Director, BioPharmaChem Ireland
As global competition for foreign direct investment intensifies, it is vital that the Irish biopharma sector stays at the cutting edge of manufacturing technologies.
The biopharma sector now contributes over €73 billion to the exports of Ireland. It also employs over 30,000 people directly and at least the same amount indirectly.
All of the top ten biopharma companies in the world have operations in this country. The industry invests about €1.8 billion annually in process development R&D.
Leading way for manufacturing
The need for Ireland to sustain its leadership position in manufacturing was prioritised May 2019, by BioPharmaChem Ireland (BPCI) in their fifth strategy statement.

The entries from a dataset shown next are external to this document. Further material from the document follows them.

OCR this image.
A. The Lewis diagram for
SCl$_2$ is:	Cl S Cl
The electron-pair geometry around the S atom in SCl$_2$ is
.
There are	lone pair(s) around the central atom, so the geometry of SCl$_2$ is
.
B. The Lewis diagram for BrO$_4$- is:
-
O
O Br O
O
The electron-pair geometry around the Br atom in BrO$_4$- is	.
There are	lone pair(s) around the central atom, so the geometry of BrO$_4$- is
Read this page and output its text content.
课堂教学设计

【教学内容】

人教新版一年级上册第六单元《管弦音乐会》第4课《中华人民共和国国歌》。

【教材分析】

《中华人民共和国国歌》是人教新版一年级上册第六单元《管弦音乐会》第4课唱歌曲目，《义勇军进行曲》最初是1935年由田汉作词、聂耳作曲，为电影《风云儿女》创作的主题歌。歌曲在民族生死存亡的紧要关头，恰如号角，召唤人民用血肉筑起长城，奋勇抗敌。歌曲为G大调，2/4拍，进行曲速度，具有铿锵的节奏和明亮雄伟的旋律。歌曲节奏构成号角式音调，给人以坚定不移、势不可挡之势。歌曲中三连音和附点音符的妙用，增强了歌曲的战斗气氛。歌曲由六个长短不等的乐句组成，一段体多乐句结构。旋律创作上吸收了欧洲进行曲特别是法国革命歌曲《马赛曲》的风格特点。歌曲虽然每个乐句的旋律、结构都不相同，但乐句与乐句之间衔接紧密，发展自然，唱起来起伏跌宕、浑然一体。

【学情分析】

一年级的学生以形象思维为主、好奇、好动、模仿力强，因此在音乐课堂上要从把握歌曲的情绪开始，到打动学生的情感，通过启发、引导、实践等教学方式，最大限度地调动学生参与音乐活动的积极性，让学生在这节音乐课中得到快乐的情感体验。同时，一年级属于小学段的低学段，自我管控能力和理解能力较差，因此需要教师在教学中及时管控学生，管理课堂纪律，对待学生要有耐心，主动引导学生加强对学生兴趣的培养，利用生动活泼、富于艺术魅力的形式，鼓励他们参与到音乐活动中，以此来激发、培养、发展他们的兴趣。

BPCI is the association within Ibec that represents biopharma and chemical manufacturing in Ireland.
Companies can prioritise a range of techniques and practices that ensure that Irish sites continue to focus on best practice and retain competitive advantage in their manufacturing operations.
BPCI is committed to operational excellence and runs a very active specialist group in this field.
Biopharma can benefit from AI and VR
The industry needs to harness the potential of data – gathering and managing it for outcome-based measurement and personalised healthcare.
The sector needs to deal effectively with the amount of data that it generates. Machine learning and artificial intelligence can be deployed to improve the reliability and efficiency of manufacturing.
Companies are considering virtual reality (VR) to support training activities. Such technologies would enable companies to train colleagues without risking potential damage to valuable equipment or jeopardising important product.
VR could also be used to simulate and test new manufacturing scenarios.
In time, one could even look at applying VR to process validation, presenting the opportunity to get products to market more quickly.
Robotics in manufacturing
Robotics are increasingly deployed in biopharma manufacturing applications.
Robots are useful for packing and filling lines in classified or clean areas, or if the product is potentially harmful to humans. A robot capable of sanitising cleanrooms has been trialed.
A cobotics skillnet has been established in Ireland, with the primary aim of applying robotic and automation technology within manufacturing generally in this country.
Collaborating across industries to boost innovation
Novartis recently announced a collaboration with Microsoft in the area of artificial intelligence.
The Novartis AI Innovation Lab will strive to reimagine medicine, bolstering its capabilities from research through commercialisation.
BPCI will partner with Innopharma in running best practice workshop in Biopharma 4.0 in Dublin in early December. This meeting will be addressed by one of the founders of Factory 4.0 – Henrik von Scheel.